1815 Franz Schubert (1797 – 1828) Messe in G-Dur

Franz Schuberts wuchs in einem Umfeld auf, in dem die Kirchenmusik eine wichtige Rolle spielte. Als Knabe sang er im Kirchenchor seiner Heimatgemeinde Liechtental bei Wien, deren Kapellmeister, sieht man einmal von Schuberts Vater ab, auch sein erster Lehrer war. In Alter von elf Jahren wurde Schubert wegen seiner schönen Stimme als Sängerknabe in die Wiener Hofkapelle aufgenommen. Als solcher hatte er sich regelmäßig an der musikalischen Gestaltung des Gottesdienstes zu beteiligen. Nicht nur die feierlichen kirchlichen Ereignisse, an denen er mitwirkte, sondern auch die bedeutenden sakralen Werke, welche er dabei kennen lernte, haben auf ihn einen tiefen Eindruck gemacht. „Was anderen eine Last war“, so berichtete seine Schulkamerad und lebenslanger Freund Josef v. Spaun, „nämlich der kirchliche Dienst, war dem jungen Schubert Genuß.“ Auf diese Weise hat Schubert seine kirchenmusikalische Bildung im Wesentlichen in der Aufführungspraxis gewonnen. Bei dieser Prägung ist es kein Wunder, dass sich Schubert, als sich in ihm verstärkt der schöpferische Trieb regte, auch der Kirchenmusik zuwandte. Seine erste Messe schrieb er im Jahre 1814 für seine Heimatgemeinde. Eine zweite, die Messe in G-Dur, folgte ein Jahr später, vermutlich ebenfalls für die Gemeinde Liechtental. Neben anderen sakralen Werken sollten im Laufe seines Lebens noch fünf  weitere Messen folgen.

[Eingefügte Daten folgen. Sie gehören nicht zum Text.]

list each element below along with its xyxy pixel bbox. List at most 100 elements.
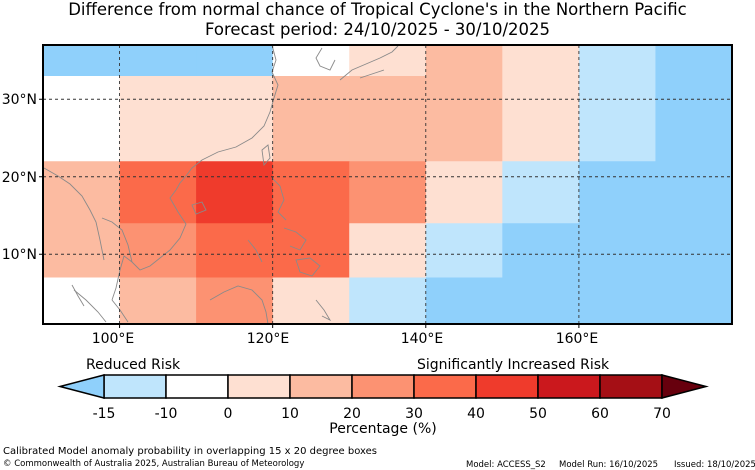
anomaly-cell xyxy=(196,277,274,325)
colorbar-bin xyxy=(103,374,167,399)
anomaly-cell xyxy=(425,277,503,325)
anomaly-cell xyxy=(425,161,503,178)
anomaly-cell xyxy=(425,76,503,100)
anomaly-cell xyxy=(578,277,656,325)
anomaly-cell xyxy=(502,99,580,162)
anomaly-cell xyxy=(349,223,427,255)
colorbar-tick: 0 xyxy=(223,406,233,422)
anomaly-cell xyxy=(502,254,580,278)
coastline-visayas xyxy=(283,227,307,251)
anomaly-cell xyxy=(349,254,427,278)
anomaly-cell xyxy=(502,223,580,255)
anomaly-cell xyxy=(196,99,274,162)
anomaly-cell xyxy=(502,176,580,224)
coastline-mindanao xyxy=(295,257,321,277)
anomaly-cell xyxy=(502,161,580,178)
colorbar-tick: -15 xyxy=(92,406,116,422)
anomaly-cell xyxy=(502,76,580,100)
anomaly-cell xyxy=(578,99,656,162)
coastline-gulf-thailand xyxy=(101,217,133,263)
anomaly-cell xyxy=(655,161,733,178)
colorbar-bin xyxy=(165,374,229,399)
colorbar-title: Percentage (%) xyxy=(329,421,437,437)
anomaly-cell xyxy=(655,223,733,255)
anomaly-cell xyxy=(655,254,733,278)
anomaly-cell xyxy=(578,223,656,255)
anomaly-cell xyxy=(272,254,350,278)
graticule xyxy=(43,45,732,324)
anomaly-cell xyxy=(425,45,503,77)
lat-label-30n: 30°N xyxy=(2,92,37,108)
anomaly-cell xyxy=(119,254,197,278)
coastline-borneo xyxy=(209,285,269,325)
colorbar-bin xyxy=(351,374,415,399)
footer-model-run: Model Run: 16/10/2025 xyxy=(559,460,659,470)
anomaly-cell xyxy=(655,76,733,100)
anomaly-cell xyxy=(578,45,656,77)
anomaly-cell xyxy=(655,277,733,325)
anomaly-cell xyxy=(119,45,197,77)
anomaly-cell xyxy=(196,223,274,255)
anomaly-cell xyxy=(119,223,197,255)
anomaly-cell xyxy=(655,176,733,224)
anomaly-cell xyxy=(349,76,427,100)
anomaly-cell xyxy=(119,277,197,325)
colorbar-tick: 60 xyxy=(591,406,609,422)
anomaly-cell xyxy=(349,277,427,325)
coastline-palawan xyxy=(247,239,263,263)
footer-model: Model: ACCESS_S2 xyxy=(466,460,546,470)
anomaly-cell xyxy=(425,176,503,224)
footer-copyright: © Commonwealth of Australia 2025, Austra… xyxy=(3,459,305,469)
coastline-luzon xyxy=(271,177,287,221)
coastline-japan xyxy=(339,45,399,81)
coastline-taiwan xyxy=(261,144,271,167)
anomaly-cell xyxy=(272,277,350,325)
lon-label-140e: 140°E xyxy=(401,331,444,347)
anomaly-cell xyxy=(43,176,121,224)
coastline-bengal xyxy=(43,167,105,261)
lat-label-20n: 20°N xyxy=(2,170,37,186)
anomaly-cell xyxy=(578,176,656,224)
lon-label-160e: 160°E xyxy=(556,331,599,347)
colorbar-bin xyxy=(599,374,663,399)
colorbar-tick: 50 xyxy=(529,406,547,422)
colorbar-extend-high xyxy=(661,374,709,399)
chart-title: Difference from normal chance of Tropica… xyxy=(68,0,687,19)
anomaly-cell xyxy=(349,176,427,224)
colorbar-bin xyxy=(289,374,353,399)
colorbar-bin xyxy=(537,374,601,399)
colorbar-tick: 30 xyxy=(405,406,423,422)
anomaly-cell xyxy=(578,254,656,278)
anomaly-cell xyxy=(43,45,121,77)
anomaly-cell xyxy=(196,161,274,178)
anomaly-cell xyxy=(655,99,733,162)
colorbar-tick: 20 xyxy=(343,406,361,422)
anomaly-cell xyxy=(655,45,733,77)
footer-caption: Calibrated Model anomaly probability in … xyxy=(3,446,378,457)
coastline-hainan xyxy=(191,201,207,215)
reduced-risk-label: Reduced Risk xyxy=(86,357,181,373)
coastline-indochina xyxy=(111,189,187,301)
anomaly-cell xyxy=(119,161,197,178)
anomaly-cell xyxy=(119,99,197,162)
anomaly-cell xyxy=(119,176,197,224)
anomaly-cell xyxy=(578,161,656,178)
colorbar-extend-low xyxy=(57,374,105,399)
axis-ticks xyxy=(39,98,580,328)
anomaly-cell xyxy=(349,99,427,162)
colorbar-tick: 40 xyxy=(467,406,485,422)
anomaly-cell xyxy=(43,277,121,325)
anomaly-cell xyxy=(502,277,580,325)
anomaly-cell xyxy=(196,176,274,224)
anomaly-cell xyxy=(349,45,427,77)
anomaly-cell xyxy=(196,254,274,278)
anomaly-cell xyxy=(43,99,121,162)
coastline-china xyxy=(175,44,279,191)
colorbar-tick: -10 xyxy=(154,406,178,422)
anomaly-cell xyxy=(425,254,503,278)
colorbar-bin xyxy=(413,374,477,399)
anomaly-cell xyxy=(119,76,197,100)
colorbar-bin xyxy=(227,374,291,399)
colorbar-bin xyxy=(475,374,539,399)
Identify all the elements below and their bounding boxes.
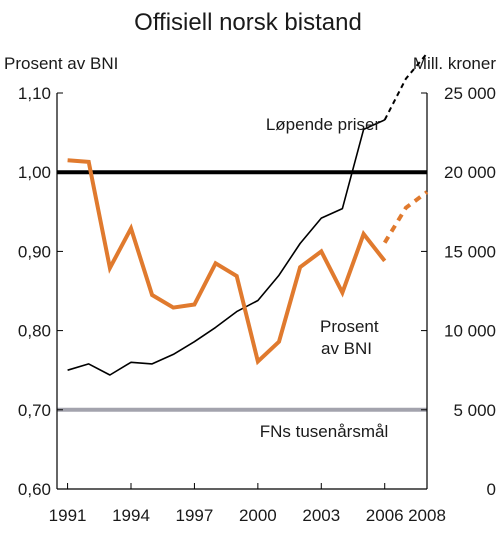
series-label-prosent-line1: Prosent — [320, 317, 379, 336]
x-tick-label: 2000 — [239, 506, 277, 525]
plot-area: 0,60 0,70 0,80 0,90 1,00 1,10 0 5 000 10 000 15 0… — [18, 52, 496, 525]
right-axis-label: Mill. kroner — [413, 54, 496, 73]
right-tick-label: 25 000 — [444, 84, 496, 103]
series-label-prosent-line2: av BNI — [321, 339, 372, 358]
x-tick-label: 1991 — [49, 506, 87, 525]
x-tick-label: 2003 — [302, 506, 340, 525]
series-projection-prosent-av-bni — [382, 190, 429, 244]
x-tick-label: 1997 — [176, 506, 214, 525]
x-tick-label: 1994 — [112, 506, 150, 525]
left-tick-label: 1,00 — [18, 163, 51, 182]
series-projection-lopende-priser — [383, 52, 428, 121]
right-tick-label: 10 000 — [444, 322, 496, 341]
series-line-prosent-av-bni — [67, 158, 387, 366]
right-tick-label: 15 000 — [444, 242, 496, 261]
right-tick-label: 0 — [487, 480, 496, 499]
series-line-lopende-priser — [67, 119, 386, 376]
right-tick-label: 5 000 — [453, 401, 496, 420]
series-label-lopende-priser: Løpende priser — [266, 115, 381, 134]
x-tick-label: 2006 — [366, 506, 404, 525]
left-tick-label: 0,70 — [18, 401, 51, 420]
x-tick-label: 2008 — [408, 506, 446, 525]
left-axis-label: Prosent av BNI — [4, 54, 118, 73]
chart-title: Offisiell norsk bistand — [134, 9, 362, 36]
right-tick-label: 20 000 — [444, 163, 496, 182]
left-tick-label: 1,10 — [18, 84, 51, 103]
series-label-fns-tusenarsmal: FNs tusenårsmål — [260, 422, 388, 441]
left-tick-label: 0,80 — [18, 322, 51, 341]
left-tick-label: 0,90 — [18, 242, 51, 261]
left-tick-label: 0,60 — [18, 480, 51, 499]
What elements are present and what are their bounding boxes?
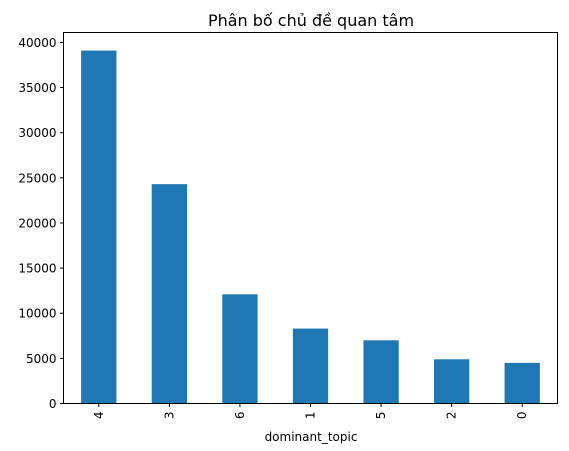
- x-tick-label: 4: [92, 412, 106, 420]
- y-tick-label: 30000: [18, 126, 56, 140]
- bars-group: [81, 50, 540, 404]
- bar-3: [151, 184, 187, 404]
- chart-title: Phân bố chủ đề quan tâm: [208, 11, 414, 30]
- y-tick-label: 5000: [26, 352, 57, 366]
- x-tick-label: 0: [515, 412, 529, 420]
- x-tick-label: 6: [233, 412, 247, 420]
- y-tick-label: 10000: [18, 307, 56, 321]
- y-tick-label: 35000: [18, 81, 56, 95]
- x-tick-label: 2: [445, 412, 459, 420]
- y-tick-label: 25000: [18, 171, 56, 185]
- x-axis-label: dominant_topic: [265, 430, 358, 444]
- y-axis: 0 5000 10000 15000 20000 25000 30000 35000 40000: [18, 36, 64, 411]
- y-tick-label: 0: [49, 397, 57, 411]
- bar-4: [81, 50, 117, 404]
- y-tick-label: 15000: [18, 262, 56, 276]
- bar-0: [504, 362, 540, 404]
- bar-2: [434, 359, 470, 404]
- x-tick-label: 5: [374, 412, 388, 420]
- y-tick-label: 20000: [18, 216, 56, 230]
- bar-5: [363, 340, 399, 404]
- y-tick-label: 40000: [18, 36, 56, 50]
- x-tick-label: 3: [162, 412, 176, 420]
- bar-1: [292, 328, 329, 404]
- x-tick-label: 1: [304, 412, 318, 420]
- plot-frame: [63, 32, 558, 404]
- bar-6: [222, 294, 258, 404]
- x-axis: 4 3 6 1 5 2 0: [92, 403, 529, 420]
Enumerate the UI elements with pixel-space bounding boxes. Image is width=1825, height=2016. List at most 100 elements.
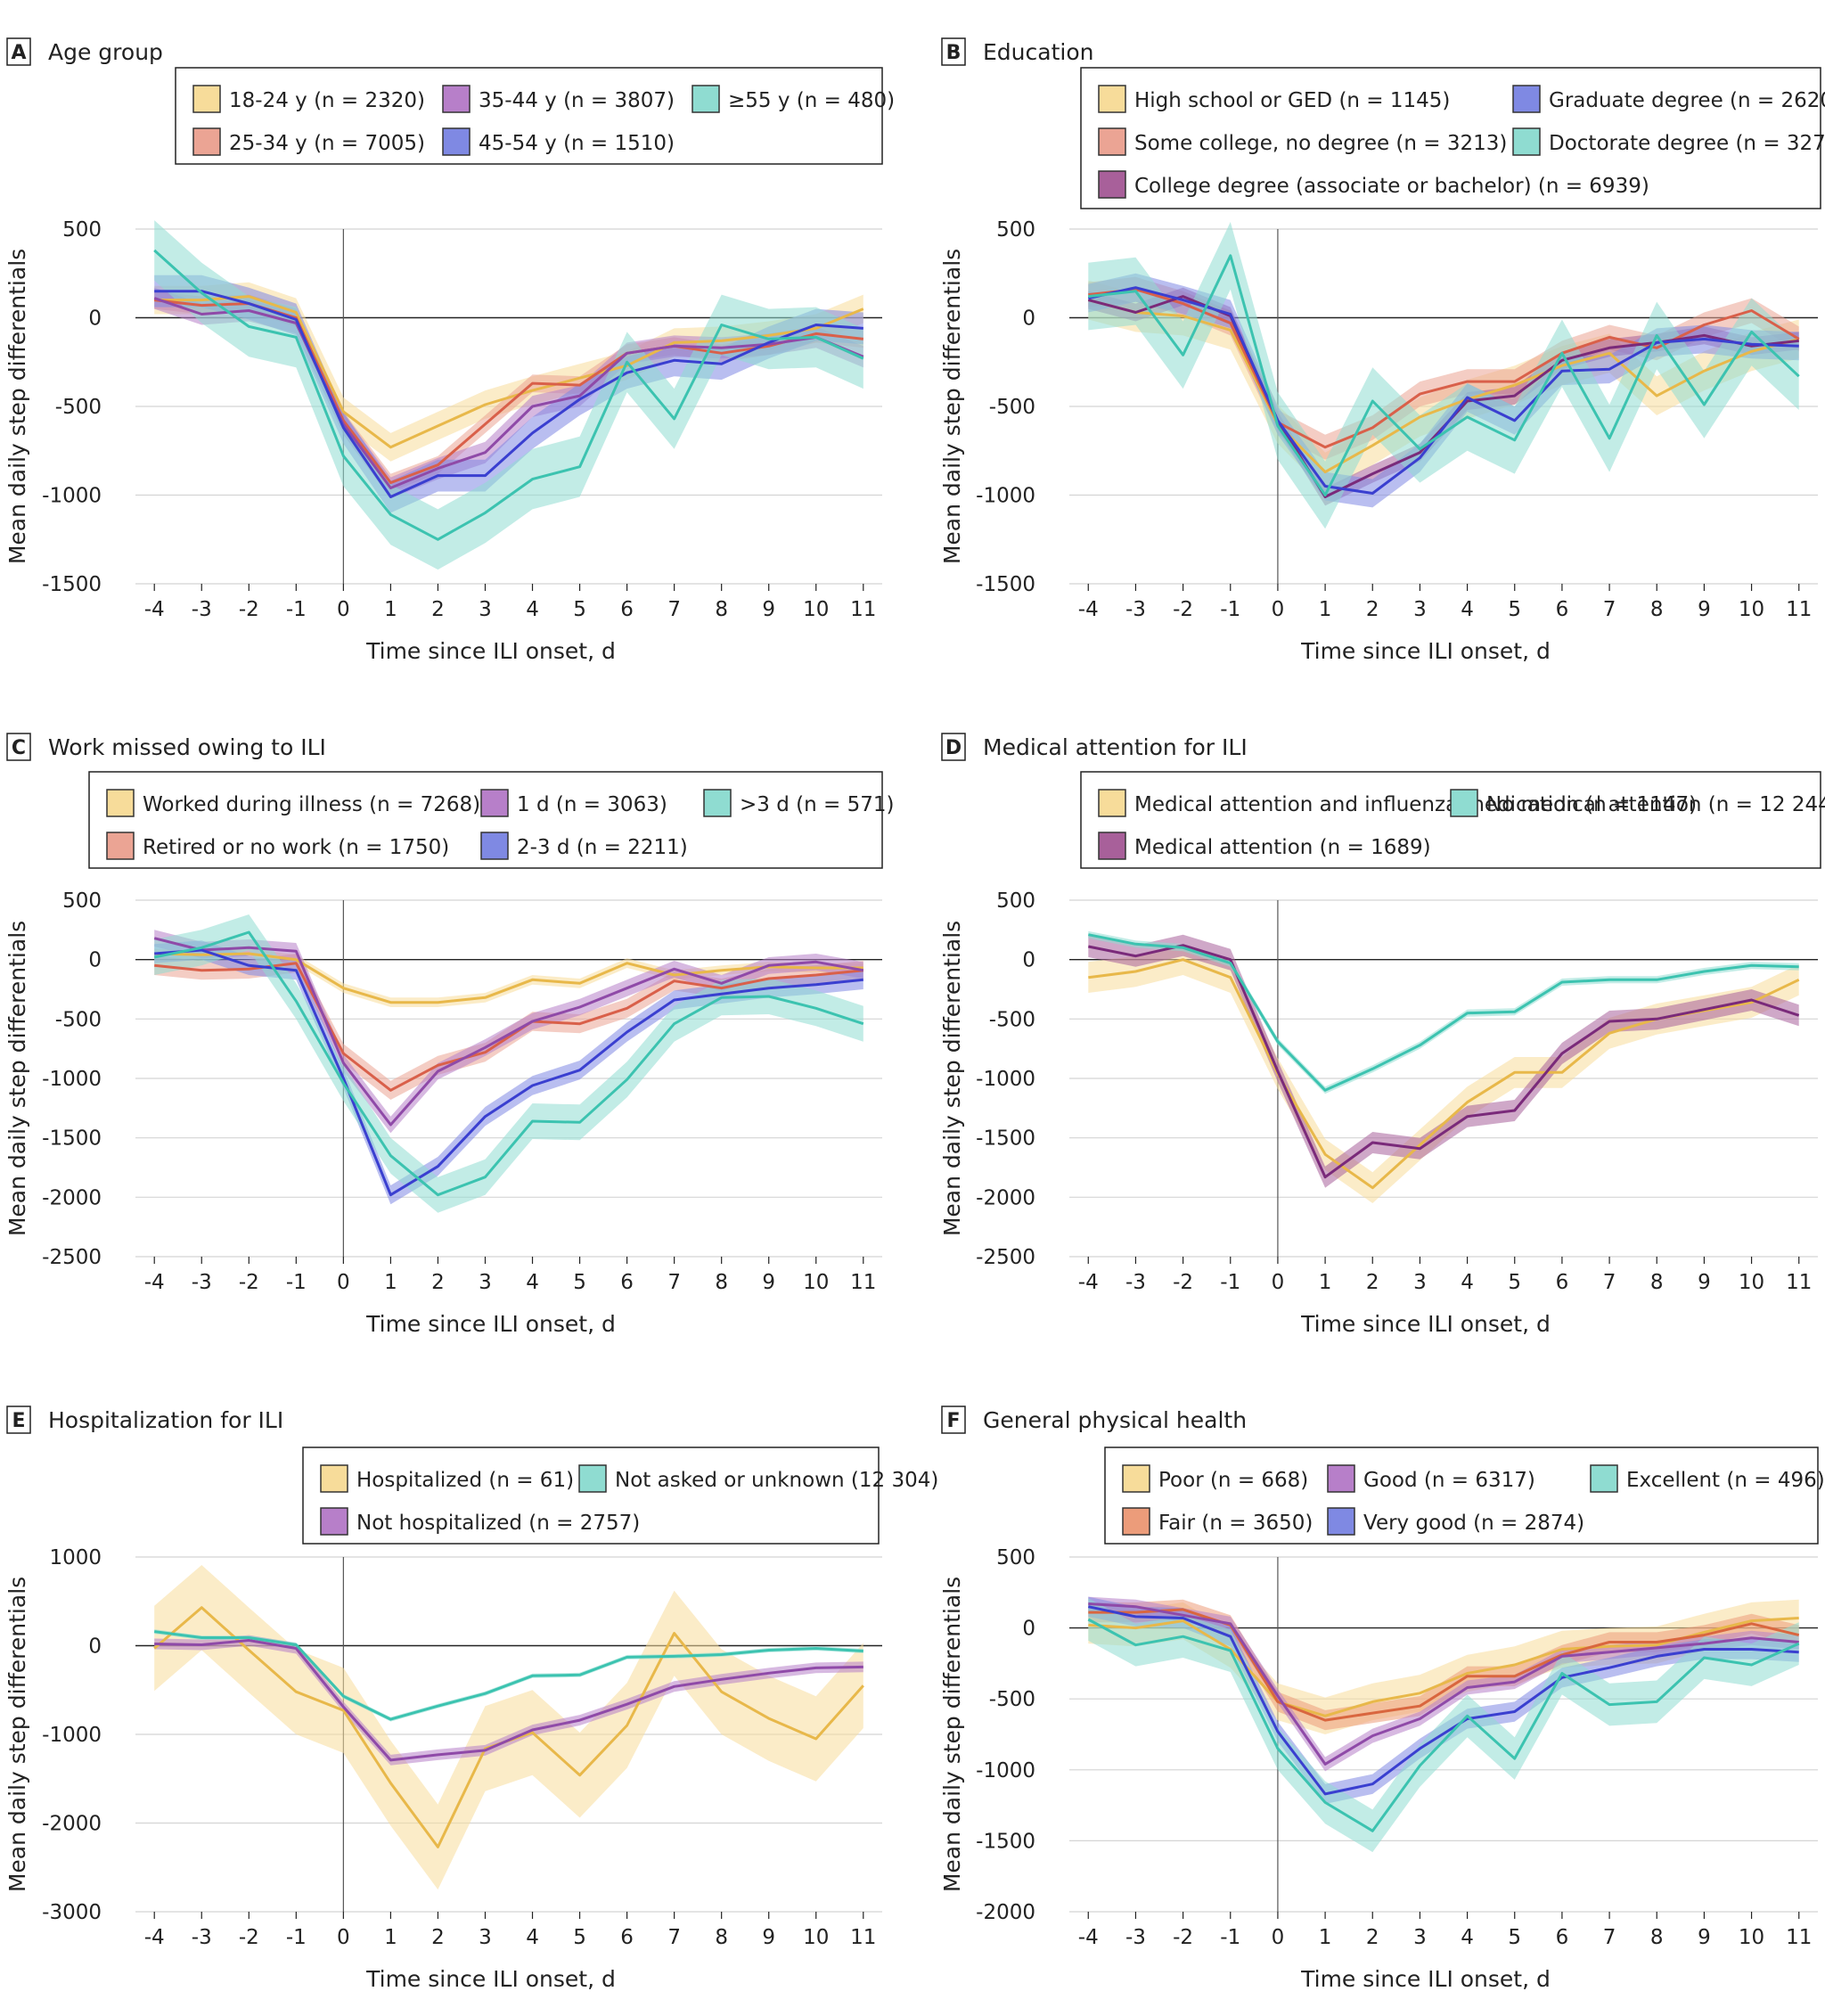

Bei allen Messen Schuberts fällt auf, dass sie zum Teil erhebliche Abweichungen vom offiziellen katholischen Messtext aufweisen. Über den Grund dieser Abweichungen – meist handelt es sich um Auslassungen – ist viel spekuliert worden. Ein Teil mag auf Versehen oder unvollständige Vorlagen zurückzuführen sein – der Vergleich mit anderen Messen der Zeit zeigt, dass man damals mit dem Messtext relativ frei umging. Einige Änderungen sind aber offensichtlich in kritischer Absicht erfolgt. Dies gilt insbesondere für die Stelle des Credos, an der Glaube an die Kirche bekannt wird. Die Passage „et in unam sanctam catholicam et apostolicam ecclesiam“ hat Schubert in allen Messen weggelassen. Hier kommt eine deutlich antiklerikale Einstellung zum Ausdruck, die als Nachwirkung der Aufklärung durchaus zeittypisch ist . Davon war bei aller Milieugebundenheit und Religiosität im Allgemeinen offensichtlich auch schon der adoleszente Schubert erfasst.

Die Messe in G-Dur ist eine sog. Missa brevis, das heißt ein kurzes, für den regulären sonntäglichen Gebrauch verfasstes Werk. Ursprünglich war sie nur für Soli, Chor und Streicher geschrieben. Noch zu Lebzeiten Schuberts hat sein Bruder Ferdinand dem Werk noch Trompeten und Pauken hinzugefügt. Fast 20 Jahre nach Schuberts Tod  hat Ferdinand dann eine Fassung mit Holzbläsern erstellt, ohne jedoch den musikalischen Gehalt des Werkes zu verändern.

Die Messe ist die Komposition eines 18-jährigen, der schon zum Meister gereift ist. Das zeigt sich nicht zuletzt an der kurzen Entstehungszeit. Nach einem Vermerk auf der Partitur hat Schubert sie in sechs Tagen, nämlich in der Zeit vom 2. bis 7. März 1815 geschrieben. Wiewohl in der Grundhaltung unprätentiös, ist sie doch recht kunstvoll gearbeitet. Die formale Einheit wird etwa durch eine aufsteigende Tonfolge hergestellt, die alle Sätze durchzieht. Das Werk ist erst spät bekannt geworden, ist aber inzwischen wegen seines kantablen Charakters eines der beliebtesten kirchenmusikalischen Stücke Schuberts. Unverkennbar zeigt sich hier der aufkommende Liederkomponist. Im Jahre der Entstehung der Messe hat Schubert u.a. rund 150 Lieder komponiert.